DECEMBER-JANUARY UPDATE

  • News from December and January
  • Launch of the Lebanon Crisis Response Plan 2017-2020
  • The mental hurdles Syrian refugees face in Lebanon
  • The trauma of exile: Alaa’s story

DEVELOPMENTS

Launch of the Lebanon Crisis Response Plan 2017-2020

Lebanese Prime Minister Saad Hariri together with UN Special Coordinator Sigrid Kaag and UN Resident and Humanitarian Coordinator Philippe Lazzarini launched on 19 January the Lebanon Crisis Response Plan 2017 – 2020. As the conflict in Syria approaches its seventh year, the Government of Lebanon and its national and international partners appealed for USD 2.8 billion to provide critical humanitarian assistance and protection to persons of concern as well as much needed investments in Lebanon’s public infrastructure, services and local economy in 2017. The Lebanon Crisis Response Plan (LCRP) brings together more than 104 partners to assist 2.8 million highly vulnerable people living in Lebanon. It aims to provide protection and immediate assistance to 1.9 million individuals - including Syrian refugees, vulnerable Lebanese and Palestine refugees - deliver basic services to 2.2 million people, and to invest in the Lebanese infrastructure, economy and public institutions.

2016 Vulnerability Assessment of Syrian refugees in Lebanon

The complete findings of the 2016 Vulnerability Assessment of Syrian Refugees (VASyR), conducted by UNHCR, UNICEF and the World Food Programme (WFP) were published in December 2016.
The annual study found families had exhausted their limited resources, and were adapting to survive on the bare minimum, deploying harmful or asset-depleting coping mechanisms to survive. It showed that over one third of refugees were moderately to severely food insecure, a 12 per cent increase when compared to 2015. The share of households living below the poverty line remained at an alarming 71 percent.

The full report details a series of recommendations that will inform future humanitarian programming in Lebanon. It is available at: http://data.unhcr.org/syrianrefugees/download.php?id=12482 World Vision’s WASH Awareness Campaign

World Vision launched a media campaign in Lebanon’s Bekaa valley to raise awareness on water preservation, hygiene, the use of water meters and the benefits of subscribing to the Bekaa Water Establishment’s water network system.

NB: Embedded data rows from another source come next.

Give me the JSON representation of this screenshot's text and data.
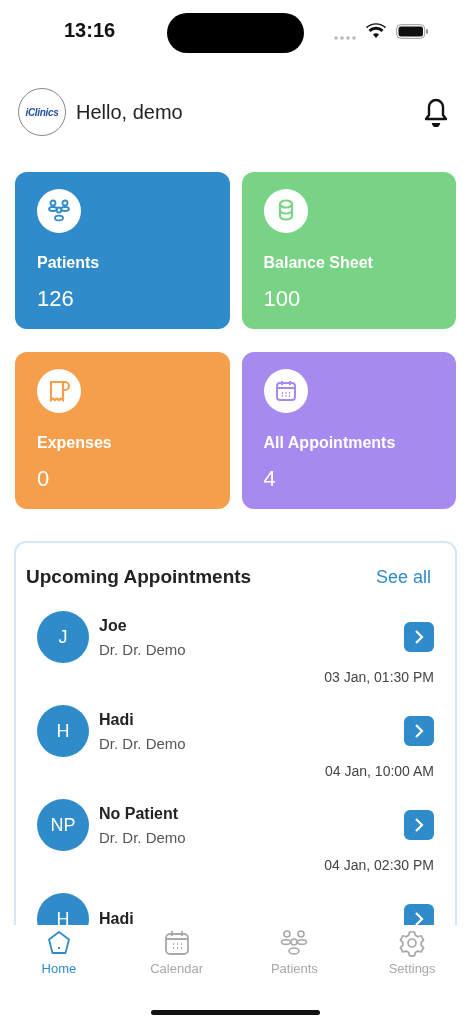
{
  "status_bar": {
    "time": "13:16"
  },
  "header": {
    "logo_text": "iClinics",
    "greeting": "Hello, demo"
  },
  "stats": [
    {
      "kind": "patients",
      "label": "Patients",
      "value": "126",
      "color": "#2f8bc9"
    },
    {
      "kind": "balance",
      "label": "Balance Sheet",
      "value": "100",
      "color": "#79d384"
    },
    {
      "kind": "expenses",
      "label": "Expenses",
      "value": "0",
      "color": "#f59f4c"
    },
    {
      "kind": "appointments",
      "label": "All Appointments",
      "value": "4",
      "color": "#a78af0"
    }
  ],
  "upcoming": {
    "title": "Upcoming Appointments",
    "see_all": "See all",
    "items": [
      {
        "initials": "J",
        "name": "Joe",
        "doctor": "Dr. Dr. Demo",
        "time": "03 Jan, 01:30 PM"
      },
      {
        "initials": "H",
        "name": "Hadi",
        "doctor": "Dr. Dr. Demo",
        "time": "04 Jan, 10:00 AM"
      },
      {
        "initials": "NP",
        "name": "No Patient",
        "doctor": "Dr. Dr. Demo",
        "time": "04 Jan, 02:30 PM"
      },
      {
        "initials": "H",
        "name": "Hadi"
      }
    ]
  },
  "tabs": [
    {
      "kind": "home",
      "label": "Home",
      "selected": true
    },
    {
      "kind": "calendar",
      "label": "Calendar",
      "selected": false
    },
    {
      "kind": "patients",
      "label": "Patients",
      "selected": false
    },
    {
      "kind": "settings",
      "label": "Settings",
      "selected": false
    }
  ]
}
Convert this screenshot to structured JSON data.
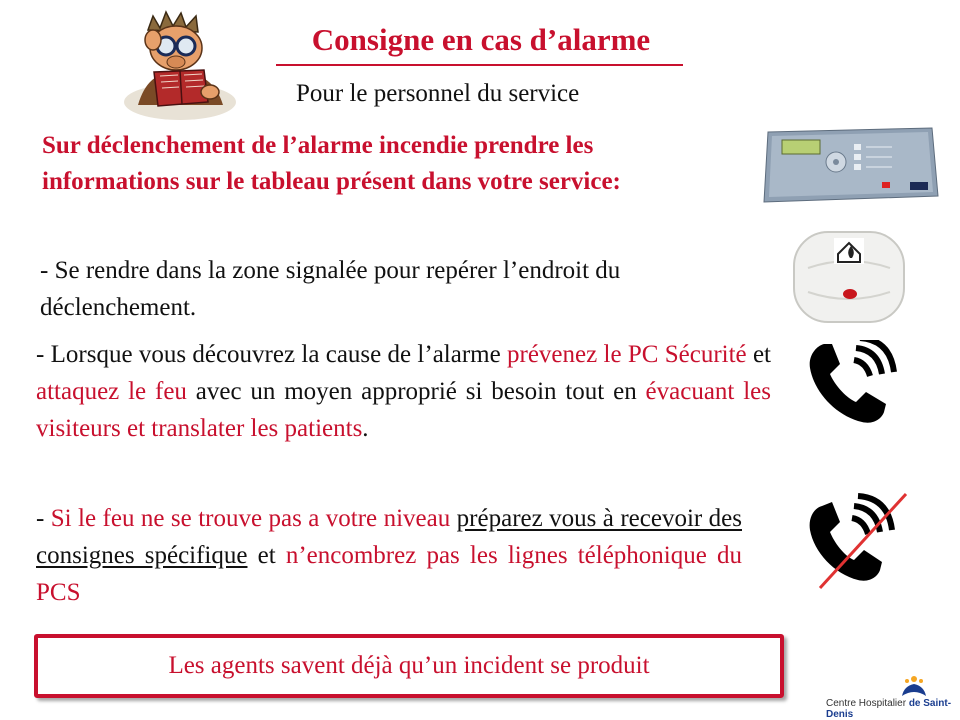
{
  "header": {
    "title": "Consigne en cas d’alarme",
    "subtitle": "Pour le personnel du service"
  },
  "lead": "Sur déclenchement de l’alarme incendie prendre les informations sur le tableau présent dans votre service:",
  "step1": "- Se rendre dans la zone signalée pour repérer l’endroit du déclenchement.",
  "step2": {
    "a": "- Lorsque vous découvrez la cause de l’alarme ",
    "b": "prévenez le PC Sécurité",
    "c": " et ",
    "d": "attaquez le feu",
    "e": " avec un moyen approprié si besoin tout en ",
    "f": "évacuant les visiteurs et translater les patients",
    "g": "."
  },
  "step3": {
    "a": "- ",
    "b": "Si le feu ne se trouve pas a votre niveau",
    "c": " ",
    "d": "préparez vous à recevoir des consignes spécifique",
    "e": " et ",
    "f": "n’encombrez pas les lignes téléphonique du PCS"
  },
  "banner": "Les agents savent déjà qu’un incident se produit",
  "logo": {
    "prefix": "Centre Hospitalier ",
    "name": "de Saint-Denis"
  },
  "colors": {
    "accent": "#c8102e",
    "logo_blue": "#1a3d8f",
    "logo_orange": "#f5a623"
  },
  "icons": [
    "reading-man-illustration",
    "alarm-panel-image",
    "smoke-detector-image",
    "phone-ringing-icon",
    "phone-crossed-icon",
    "hospital-logo-icon"
  ]
}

World Vision’s Water, Sanitation and Hygiene (WASH) project aims at enhancing basic infrastructure and economic recovery in Ablah and Taalabaya in central Bekaa, through improving the water supply network. The latter provides access to safe water, sanitation facilities, and hygiene services, which in turn helps reduce the risk of WASH-related diseases and mortalities.

The campaign highlighted the importance of frequent handwashing, and the benefits of installing water meters, the need to check water floaters, the economic use of a washing machine, as well as ways to limit the excessive consumption of water at car washes.